RICHMOND, Va. – Almost 500 days have passed since the GRTC Pulse (Bus Rapid Transit) project broke ground in August 2016.
Close to 50 people attended a community meeting Wednesday at the Broadberry, where leaders announced that GRTC hopes to begin testing routes on April 1.
When testing starts, some barrels and construction will be removed and transit-signal lights will be tested. This phase includes outreach and signage in addition to observation and testing.
GRTC needs 90 days to test routes, they said, and on that timeline, a July 1 launch is possible. Contractually, the project must be done by June 30, 2018. They could finish earlier.
Ten new 40-foot buses running on compressed natural gas will operate along the route when it is complete. The modern buses will have 38 seats as well as room for 15 standees. Bike capacity in the front will be slightly increased to hold three.
There will be 3.2 miles of dedicated bus lanes over the 7.6 mile route that stretches from Rockett’s Landing to Willow Lawn. The buses will run every 10 minutes during peak hours and every 15 during off-peak hours. There are 14 station locations; five median and nine curbside.
In the fall the project gained speed as construction moved above ground, according to Carrie Rose Pace, Director of Communications. Recently, close to 50 crews have been working day and night, according to Rose Pace.
"Most of the work that you saw last fall through this year was a lot of utility work, making sure that underneath was ready to go -- and now that we’ve got all that taken care of, we are able to do all of the above ground work,” Rose Pace said.

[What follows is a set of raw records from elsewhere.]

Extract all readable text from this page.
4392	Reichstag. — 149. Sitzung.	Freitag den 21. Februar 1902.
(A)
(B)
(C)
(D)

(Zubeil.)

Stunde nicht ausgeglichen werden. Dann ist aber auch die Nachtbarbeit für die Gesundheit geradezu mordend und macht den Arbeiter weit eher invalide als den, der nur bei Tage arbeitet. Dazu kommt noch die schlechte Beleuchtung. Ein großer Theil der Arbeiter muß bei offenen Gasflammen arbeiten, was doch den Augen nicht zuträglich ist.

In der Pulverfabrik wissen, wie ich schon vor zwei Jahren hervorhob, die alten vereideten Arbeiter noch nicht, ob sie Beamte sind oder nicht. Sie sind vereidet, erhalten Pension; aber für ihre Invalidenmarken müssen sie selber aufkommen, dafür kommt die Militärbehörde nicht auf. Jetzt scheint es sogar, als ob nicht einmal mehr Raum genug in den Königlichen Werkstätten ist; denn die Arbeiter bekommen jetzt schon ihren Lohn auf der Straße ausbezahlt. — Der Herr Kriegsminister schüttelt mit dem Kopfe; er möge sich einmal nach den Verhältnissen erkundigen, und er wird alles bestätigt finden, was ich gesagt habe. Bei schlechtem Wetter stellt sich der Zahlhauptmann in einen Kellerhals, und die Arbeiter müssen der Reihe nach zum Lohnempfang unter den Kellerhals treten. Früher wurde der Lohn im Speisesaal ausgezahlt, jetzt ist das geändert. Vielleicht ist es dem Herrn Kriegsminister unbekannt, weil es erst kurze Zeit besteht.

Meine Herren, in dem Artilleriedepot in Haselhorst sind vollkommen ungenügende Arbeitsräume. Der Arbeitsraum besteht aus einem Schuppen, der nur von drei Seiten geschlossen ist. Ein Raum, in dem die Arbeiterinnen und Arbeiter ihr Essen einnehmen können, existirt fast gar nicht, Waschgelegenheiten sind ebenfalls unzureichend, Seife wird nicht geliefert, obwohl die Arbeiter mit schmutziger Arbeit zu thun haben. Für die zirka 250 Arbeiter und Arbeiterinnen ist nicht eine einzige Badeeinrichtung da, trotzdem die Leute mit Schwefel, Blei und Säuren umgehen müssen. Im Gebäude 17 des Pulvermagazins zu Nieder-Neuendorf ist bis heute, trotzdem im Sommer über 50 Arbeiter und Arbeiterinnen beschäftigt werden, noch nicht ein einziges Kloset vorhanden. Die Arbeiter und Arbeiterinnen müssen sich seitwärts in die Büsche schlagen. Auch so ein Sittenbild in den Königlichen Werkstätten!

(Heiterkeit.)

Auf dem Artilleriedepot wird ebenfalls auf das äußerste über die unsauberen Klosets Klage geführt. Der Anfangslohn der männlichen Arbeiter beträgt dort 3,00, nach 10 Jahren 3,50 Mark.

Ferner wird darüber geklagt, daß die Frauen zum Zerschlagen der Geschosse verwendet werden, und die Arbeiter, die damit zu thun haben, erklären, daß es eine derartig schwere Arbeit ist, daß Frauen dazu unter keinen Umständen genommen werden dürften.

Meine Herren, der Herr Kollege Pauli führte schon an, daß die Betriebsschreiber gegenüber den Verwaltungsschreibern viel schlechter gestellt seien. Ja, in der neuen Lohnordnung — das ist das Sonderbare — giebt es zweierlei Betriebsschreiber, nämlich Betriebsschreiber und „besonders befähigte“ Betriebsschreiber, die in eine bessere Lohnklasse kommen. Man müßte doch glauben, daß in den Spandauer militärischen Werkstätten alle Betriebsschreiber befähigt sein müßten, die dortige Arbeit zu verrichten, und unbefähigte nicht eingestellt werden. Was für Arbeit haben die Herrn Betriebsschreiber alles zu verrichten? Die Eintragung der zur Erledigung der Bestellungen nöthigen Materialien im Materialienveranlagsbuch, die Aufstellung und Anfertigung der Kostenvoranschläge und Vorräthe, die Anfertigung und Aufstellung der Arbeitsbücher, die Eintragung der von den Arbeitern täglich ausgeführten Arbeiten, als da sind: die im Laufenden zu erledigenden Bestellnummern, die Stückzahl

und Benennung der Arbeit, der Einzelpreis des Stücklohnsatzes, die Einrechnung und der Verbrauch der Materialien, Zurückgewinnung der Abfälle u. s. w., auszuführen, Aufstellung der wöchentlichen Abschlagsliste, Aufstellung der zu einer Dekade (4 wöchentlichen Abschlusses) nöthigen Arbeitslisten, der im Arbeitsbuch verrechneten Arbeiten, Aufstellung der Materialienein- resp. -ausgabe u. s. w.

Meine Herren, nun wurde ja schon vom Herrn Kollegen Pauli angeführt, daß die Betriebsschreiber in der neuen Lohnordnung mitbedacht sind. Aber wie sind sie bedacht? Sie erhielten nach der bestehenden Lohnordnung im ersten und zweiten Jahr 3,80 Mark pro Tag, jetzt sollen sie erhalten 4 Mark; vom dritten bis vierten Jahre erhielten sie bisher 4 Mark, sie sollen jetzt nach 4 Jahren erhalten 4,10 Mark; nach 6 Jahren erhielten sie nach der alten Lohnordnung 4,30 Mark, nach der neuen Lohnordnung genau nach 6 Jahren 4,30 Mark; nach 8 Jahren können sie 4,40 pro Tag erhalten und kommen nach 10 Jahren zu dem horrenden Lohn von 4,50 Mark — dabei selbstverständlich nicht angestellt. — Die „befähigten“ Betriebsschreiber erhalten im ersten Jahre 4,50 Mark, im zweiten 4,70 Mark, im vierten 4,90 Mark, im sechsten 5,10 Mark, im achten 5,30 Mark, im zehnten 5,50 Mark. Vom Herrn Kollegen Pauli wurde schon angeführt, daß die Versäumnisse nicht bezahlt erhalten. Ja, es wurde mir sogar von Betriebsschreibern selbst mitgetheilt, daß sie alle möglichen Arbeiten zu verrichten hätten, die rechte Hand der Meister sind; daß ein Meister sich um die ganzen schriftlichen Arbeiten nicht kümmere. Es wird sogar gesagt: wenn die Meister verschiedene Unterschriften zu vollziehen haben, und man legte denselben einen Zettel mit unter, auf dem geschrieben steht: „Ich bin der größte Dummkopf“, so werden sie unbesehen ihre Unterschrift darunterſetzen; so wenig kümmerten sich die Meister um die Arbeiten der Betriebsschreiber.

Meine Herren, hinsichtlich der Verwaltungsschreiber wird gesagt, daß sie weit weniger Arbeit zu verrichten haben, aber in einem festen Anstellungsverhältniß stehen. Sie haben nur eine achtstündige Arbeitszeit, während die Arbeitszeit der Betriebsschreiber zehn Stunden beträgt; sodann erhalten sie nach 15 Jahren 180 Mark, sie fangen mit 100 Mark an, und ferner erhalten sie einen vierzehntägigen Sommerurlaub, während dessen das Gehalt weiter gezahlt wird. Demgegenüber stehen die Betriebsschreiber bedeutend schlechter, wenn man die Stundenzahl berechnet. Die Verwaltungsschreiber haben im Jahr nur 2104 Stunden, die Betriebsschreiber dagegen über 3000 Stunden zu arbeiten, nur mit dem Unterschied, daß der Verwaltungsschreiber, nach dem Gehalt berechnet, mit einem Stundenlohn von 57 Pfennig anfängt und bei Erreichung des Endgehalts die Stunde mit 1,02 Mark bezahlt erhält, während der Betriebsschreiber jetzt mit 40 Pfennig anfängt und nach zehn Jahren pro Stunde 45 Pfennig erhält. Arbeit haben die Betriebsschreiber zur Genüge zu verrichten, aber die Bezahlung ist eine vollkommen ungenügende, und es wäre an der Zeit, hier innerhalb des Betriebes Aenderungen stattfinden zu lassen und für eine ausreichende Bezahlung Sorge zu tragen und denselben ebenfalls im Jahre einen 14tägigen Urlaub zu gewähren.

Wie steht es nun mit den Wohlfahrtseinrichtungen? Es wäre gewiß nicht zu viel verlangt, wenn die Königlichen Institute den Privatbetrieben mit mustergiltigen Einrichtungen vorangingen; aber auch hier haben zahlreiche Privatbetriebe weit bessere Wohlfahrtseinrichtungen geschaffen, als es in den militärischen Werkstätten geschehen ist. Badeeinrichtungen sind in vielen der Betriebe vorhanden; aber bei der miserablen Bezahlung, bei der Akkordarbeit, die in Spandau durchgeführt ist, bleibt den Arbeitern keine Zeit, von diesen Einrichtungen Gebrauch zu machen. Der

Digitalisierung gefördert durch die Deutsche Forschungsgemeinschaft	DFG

The dedicated median stretch of the route was completed in early fall and crews began milling, paving, and asphalt striping for the dedicated bus-only lanes. New traffic signals were installed along the route that will provide dedicated left-turn arrows. Those are intended to increase driver and pedestrian safety and improve traffic flow.
"It’s just a safer alignment along the route to make sure vehicles have dedicated left turn lanes," Rose Pace said.
The bulkiest work has been installation of the 26 total steel canopies, that must be done before the finishing touches like brick and landscaping.
Crews have also been pouring concrete for the bus pads, the ADA ramps and the bike ramps.
Amid the general complaints about heightened traffic and business access, Rose Pace said they see a lot of excitement from people, especially at outreach events.
"We've held a number of outreach events were we take a Pulse vehicle and plop it in a big public event like the Folk Festival and we were overwhelmed with just positive feedback, excitement people coming on the vehicle wanting to learn about the Pulse, asking how long do you have to wait, because we are ready to ride right now," Rose Pace said.
She acknowledged that said enthusiasm is great, "but of course, construction itself is absolutely going to be frustrating for some people as you are dealing with it and the businesses are particularly sensitive too."
Lane Construction won the bid for the project. The federal government is contributing close to $25 million, the city will cover $7.6 million, state funding equals $32 million and Henrico County will contribute $400,000.